Она вбежала в сени, захлопнула дверь. И тут же хлынул ливень — такой силы, будто небо прорвало. Вода стеной стояла за окном, молнии хлестали одна за другой, гром грохотал непрерывно.
— Господи, — перекрестилась Агафья. — Ну и гроза. Хорошо, что ты успела, доченька.
Анна стояла у окна, смотрела на потоки воды, стекающие по стеклу, и думала о том, что только что случилось. О Степане.
О его словах. О Гордее, который смотрел на неё с такой болью.
И о том, что жизнь, оказывается, не кончилась. Что она ещё может чувствовать.
Что сердце ещё бьётся.
И от этого открытия становилось и страшно, и горько, и сладко одновременно.
****
Темирязевы пережидали грозу в горнице. Ефросинья зажгла лампадку перед образами, шептала молитвы.
Дорофей сидел у окна, смотрел, как хлещет дождь, как гнутся под ветром тополя. Степан с Гордеем сидели по разные стороны стола, молчали, не глядя друг на друга.
— Где были? — спросил Дорофей, не оборачиваясь.
— На Дону, — ответил Степан.
— Оба?
— Я за Анной ходил, — сказал Степан прямо, не таясь. — Боязно одной было.
— А ты? — Дорофей обернулся к Гордею.
— А я искать пошёл, — Гордей поднял глаза на отца. — Думал, случилось чего.
— Случилось, — тихо сказала Ефросинья, глядя на сыновей. — Уже случилось.
Только вы оба ещё не поняли, что.
Бабка Акулина, дремавшая на печи, вдруг открыла глаза и сказала веско:
— Баба эта — не простая.
Она как та ива над водой: гнётся, гнётся, а сломать трудно.
И кому она достанется — тому счастье будет, да только кому-то одному.
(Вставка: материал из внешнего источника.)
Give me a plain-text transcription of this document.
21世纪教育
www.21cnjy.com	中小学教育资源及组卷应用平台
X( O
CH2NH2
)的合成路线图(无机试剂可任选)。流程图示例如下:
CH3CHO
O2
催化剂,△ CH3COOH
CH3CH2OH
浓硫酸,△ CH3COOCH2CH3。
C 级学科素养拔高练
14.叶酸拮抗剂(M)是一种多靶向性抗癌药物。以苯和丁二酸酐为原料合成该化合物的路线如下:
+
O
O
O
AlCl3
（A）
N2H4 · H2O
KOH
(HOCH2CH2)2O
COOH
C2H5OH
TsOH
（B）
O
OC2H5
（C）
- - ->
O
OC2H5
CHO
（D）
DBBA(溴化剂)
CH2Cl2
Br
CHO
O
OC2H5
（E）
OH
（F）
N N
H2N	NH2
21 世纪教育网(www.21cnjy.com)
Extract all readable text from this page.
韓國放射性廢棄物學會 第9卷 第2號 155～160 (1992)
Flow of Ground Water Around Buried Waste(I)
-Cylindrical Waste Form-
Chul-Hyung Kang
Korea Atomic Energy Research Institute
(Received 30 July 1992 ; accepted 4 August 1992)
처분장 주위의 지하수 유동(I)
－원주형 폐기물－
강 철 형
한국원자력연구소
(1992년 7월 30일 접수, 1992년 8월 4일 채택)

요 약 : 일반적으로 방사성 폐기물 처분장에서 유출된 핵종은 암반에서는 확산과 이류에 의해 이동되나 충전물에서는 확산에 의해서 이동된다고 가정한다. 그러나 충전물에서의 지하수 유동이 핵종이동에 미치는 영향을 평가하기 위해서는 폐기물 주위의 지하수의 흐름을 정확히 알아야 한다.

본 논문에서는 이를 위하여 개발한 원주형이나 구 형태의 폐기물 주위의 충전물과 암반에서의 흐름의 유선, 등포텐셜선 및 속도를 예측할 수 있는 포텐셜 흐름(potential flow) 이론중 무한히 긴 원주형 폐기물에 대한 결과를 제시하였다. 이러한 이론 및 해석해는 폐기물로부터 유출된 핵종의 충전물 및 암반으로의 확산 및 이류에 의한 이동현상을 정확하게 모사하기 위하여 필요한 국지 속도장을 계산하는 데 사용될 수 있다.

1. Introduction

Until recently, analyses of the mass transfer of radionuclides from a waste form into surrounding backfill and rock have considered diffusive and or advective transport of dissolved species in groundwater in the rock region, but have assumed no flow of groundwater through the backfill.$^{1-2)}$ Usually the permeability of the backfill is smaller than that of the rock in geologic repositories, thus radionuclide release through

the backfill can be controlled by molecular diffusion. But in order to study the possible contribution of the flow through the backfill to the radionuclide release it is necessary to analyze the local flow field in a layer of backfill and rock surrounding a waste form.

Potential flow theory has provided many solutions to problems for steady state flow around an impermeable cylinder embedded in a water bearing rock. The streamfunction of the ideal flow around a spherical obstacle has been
А другому — горе.
Так и знайте.
Гром грохнул так, что задребезжали стёкла.
Степан и Гордей переглянулись впервые за вечер, и в этом взгляде было всё: и любовь, и ревность, и боль, и понимание, что дальше так нельзя.
Что что-то должно измениться.
А за окнами бушевала стихия.
Дон вздулся, потемнел, понёс вырванные с корнем кусты и деревья.
Вода смывала всё на своём пути, и казалось, что сама природа оплакивает что-то или предупреждает о чём-то страшном.
Гроза стихла только к полуночи. Вышла луна, залила станицу серебряным светом.
Пахло мокрой землёй, травой, рекой. Где-то далеко запел петух — спросонья, не вовремя.
Степан вышел во двор.
Стоял, смотрел на Дон, на луну, на мокрые крыши.
И думал об Анне. О том, как она плакала, и как ему хотелось прижать её к себе и никогда не отпускать.
Гордей тоже не спал.
Лежал на полатях, смотрел в потолок и думал о том же.
Только мысли его были другими: «Почему он? Почему не я?
Чем я хуже?»
***
Анна в своей горнице тоже не спала. Смотрела в окно на луну, на мокрый сад, на убегающие тучи.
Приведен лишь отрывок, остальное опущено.